I had an old desk lamp with a wiggly switch, picked up for spare change at a garage sale. It had this annoying habit of turning on and off without rhyme or reason. One moment the room would be lit; next moment I’d be sitting in total darkness. Now this old lamp was cunning. It wouldn’t do it often enough to incite replacing. Most of the time — just enough to ensure its survival — the lamp stayed on. Then it would shut off, unannounced, as if a toddler had sneaked in and found the switch. Click. This quirky personality trait was particularly irritating during nighttime reading. I’d be caught up in something good, enjoying myself, lost in the story when suddenly ... darkness. The page was gone, the book vanished; I was yanked right out of the experience, startled away as if by magic.

Of course the book didn’t actually vanish. The light simply turned off. It had to do with an unreliable switch; it was explicable.

So how do we explain this on-again, off-again experience most people have in their search for God? Sometimes God seems so near, but not always. Other times he seems to have gone elsewhere. It’s hard on the heart and soul. I do say seems to, for God never really vanishes, no more than the book I was reading. He’s always, always near:

Be sure of this: I am with you always, even to the end of the age. (Matthew 28:20 NLT)

Never will I leave you; never will I forsake you. (Hebrews 13:5 NIV)
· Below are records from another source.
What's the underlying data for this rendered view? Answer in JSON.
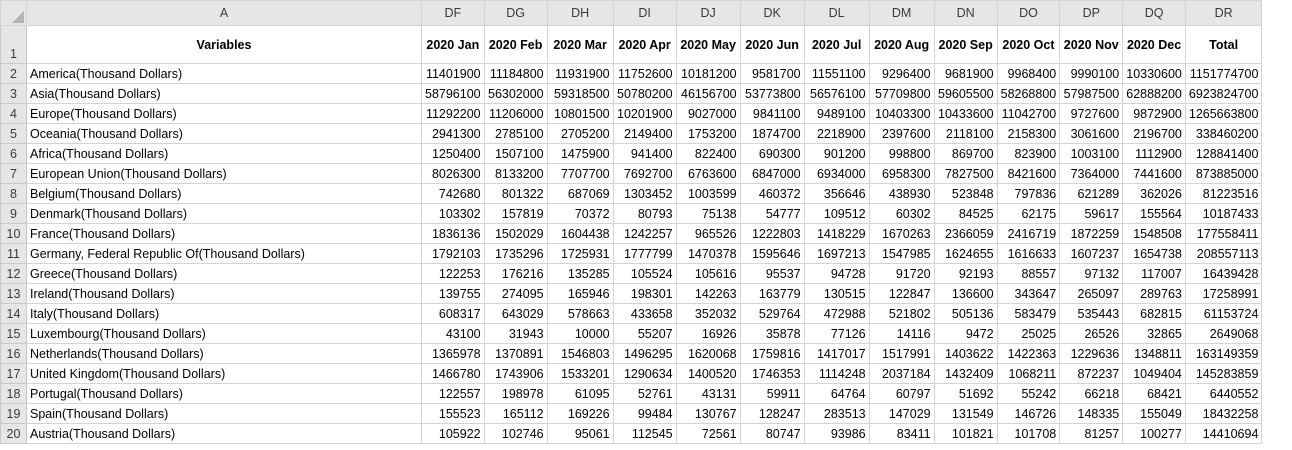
{
  "sheet": {
    "column_letters": [
      "A",
      "DF",
      "DG",
      "DH",
      "DI",
      "DJ",
      "DK",
      "DL",
      "DM",
      "DN",
      "DO",
      "DP",
      "DQ",
      "DR"
    ],
    "header": [
      "Variables",
      "2020 Jan",
      "2020 Feb",
      "2020 Mar",
      "2020 Apr",
      "2020 May",
      "2020 Jun",
      "2020 Jul",
      "2020 Aug",
      "2020 Sep",
      "2020 Oct",
      "2020 Nov",
      "2020 Dec",
      "Total"
    ],
    "rows": [
      {
        "num": "2",
        "cells": [
          "America(Thousand Dollars)",
          "11401900",
          "11184800",
          "11931900",
          "11752600",
          "10181200",
          "9581700",
          "11551100",
          "9296400",
          "9681900",
          "9968400",
          "9990100",
          "10330600",
          "1151774700"
        ]
      },
      {
        "num": "3",
        "cells": [
          "Asia(Thousand Dollars)",
          "58796100",
          "56302000",
          "59318500",
          "50780200",
          "46156700",
          "53773800",
          "56576100",
          "57709800",
          "59605500",
          "58268800",
          "57987500",
          "62888200",
          "6923824700"
        ]
      },
      {
        "num": "4",
        "cells": [
          "Europe(Thousand Dollars)",
          "11292200",
          "11206000",
          "10801500",
          "10201900",
          "9027000",
          "9841100",
          "9489100",
          "10403300",
          "10433600",
          "11042700",
          "9727600",
          "9872900",
          "1265663800"
        ]
      },
      {
        "num": "5",
        "cells": [
          "Oceania(Thousand Dollars)",
          "2941300",
          "2785100",
          "2705200",
          "2149400",
          "1753200",
          "1874700",
          "2218900",
          "2397600",
          "2118100",
          "2158300",
          "3061600",
          "2196700",
          "338460200"
        ]
      },
      {
        "num": "6",
        "cells": [
          "Africa(Thousand Dollars)",
          "1250400",
          "1507100",
          "1475900",
          "941400",
          "822400",
          "690300",
          "901200",
          "998800",
          "869700",
          "823900",
          "1003100",
          "1112900",
          "128841400"
        ]
      },
      {
        "num": "7",
        "cells": [
          "European Union(Thousand Dollars)",
          "8026300",
          "8133200",
          "7707700",
          "7692700",
          "6763600",
          "6847000",
          "6934000",
          "6958300",
          "7827500",
          "8421600",
          "7364000",
          "7441600",
          "873885000"
        ]
      },
      {
        "num": "8",
        "cells": [
          "Belgium(Thousand Dollars)",
          "742680",
          "801322",
          "687069",
          "1303452",
          "1003599",
          "460372",
          "356646",
          "438930",
          "523848",
          "797836",
          "621289",
          "362026",
          "81223516"
        ]
      },
      {
        "num": "9",
        "cells": [
          "Denmark(Thousand Dollars)",
          "103302",
          "157819",
          "70372",
          "80793",
          "75138",
          "54777",
          "109512",
          "60302",
          "84525",
          "62175",
          "59617",
          "155564",
          "10187433"
        ]
      },
      {
        "num": "10",
        "cells": [
          "France(Thousand Dollars)",
          "1836136",
          "1502029",
          "1604438",
          "1242257",
          "965526",
          "1222803",
          "1418229",
          "1670263",
          "2366059",
          "2416719",
          "1872259",
          "1548508",
          "177558411"
        ]
      },
      {
        "num": "11",
        "cells": [
          "Germany, Federal Republic Of(Thousand Dollars)",
          "1792103",
          "1735296",
          "1725931",
          "1777799",
          "1470378",
          "1595646",
          "1697213",
          "1547985",
          "1624655",
          "1616633",
          "1607237",
          "1654738",
          "208557113"
        ]
      },
      {
        "num": "12",
        "cells": [
          "Greece(Thousand Dollars)",
          "122253",
          "176216",
          "135285",
          "105524",
          "105616",
          "95537",
          "94728",
          "91720",
          "92193",
          "88557",
          "97132",
          "117007",
          "16439428"
        ]
      },
      {
        "num": "13",
        "cells": [
          "Ireland(Thousand Dollars)",
          "139755",
          "274095",
          "165946",
          "198301",
          "142263",
          "163779",
          "130515",
          "122847",
          "136600",
          "343647",
          "265097",
          "289763",
          "17258991"
        ]
      },
      {
        "num": "14",
        "cells": [
          "Italy(Thousand Dollars)",
          "608317",
          "643029",
          "578663",
          "433658",
          "352032",
          "529764",
          "472988",
          "521802",
          "505136",
          "583479",
          "535443",
          "682815",
          "61153724"
        ]
      },
      {
        "num": "15",
        "cells": [
          "Luxembourg(Thousand Dollars)",
          "43100",
          "31943",
          "10000",
          "55207",
          "16926",
          "35878",
          "77126",
          "14116",
          "9472",
          "25025",
          "26526",
          "32865",
          "2649068"
        ]
      },
      {
        "num": "16",
        "cells": [
          "Netherlands(Thousand Dollars)",
          "1365978",
          "1370891",
          "1546803",
          "1496295",
          "1620068",
          "1759816",
          "1417017",
          "1517991",
          "1403622",
          "1422363",
          "1229636",
          "1348811",
          "163149359"
        ]
      },
      {
        "num": "17",
        "cells": [
          "United Kingdom(Thousand Dollars)",
          "1466780",
          "1743906",
          "1533201",
          "1290634",
          "1400520",
          "1746353",
          "1114248",
          "2037184",
          "1432409",
          "1068211",
          "872237",
          "1049404",
          "145283859"
        ]
      },
      {
        "num": "18",
        "cells": [
          "Portugal(Thousand Dollars)",
          "122557",
          "198978",
          "61095",
          "52761",
          "43131",
          "59911",
          "64764",
          "60797",
          "51692",
          "55242",
          "66218",
          "68421",
          "6440552"
        ]
      },
      {
        "num": "19",
        "cells": [
          "Spain(Thousand Dollars)",
          "155523",
          "165112",
          "169226",
          "99484",
          "130767",
          "128247",
          "283513",
          "147029",
          "131549",
          "146726",
          "148335",
          "155049",
          "18432258"
        ]
      },
      {
        "num": "20",
        "cells": [
          "Austria(Thousand Dollars)",
          "105922",
          "102746",
          "95061",
          "112545",
          "72561",
          "80747",
          "93986",
          "83411",
          "101821",
          "101708",
          "81257",
          "100277",
          "14410694"
        ]
      }
    ],
    "header_row_num": "1"
  }
}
In him we live and move and have our being. (Acts 17:28 NIV)

God surrounds us; we swim in God like we swim in oxygen. He is by your side right this very moment, as you read this sentence. Despite this reality — and what a wonderful reality it is — we don’t always feel him near; don’t have a consistent experience of his presence (some people rarely experience his presence). It can be so disheartening; I hate that rollercoaster.

But I don’t think we understand what’s happening. We think God either presents himself to us or doesn’t, according to some rules of the spiritual game we aren’t entirely sure of. So we go about our days waiting for the next appearance, like people who missed the 5:15 train and are milling about till another one arrives. Like stargazers waiting for the next shooting star.

Yet God is always here — not only around us but within us:

I will ask the Father, and he will give you another Advocate, who will never leave you. He is the Holy Spirit ... he lives with you now and later will be in you ... you will know that I am in my Father, and you are in me, and I am in you. (John 14:16–20 NLT, emphasis added)

Christ will make his home in your hearts as you trust in him (Ephesians 3:17 NLT, emphasis added)

And this is the secret: Christ lives in you. (Colossians 1:27 NLT, emphasis added)

We are never apart from God. He is both around us, and within us. How much closer can he get?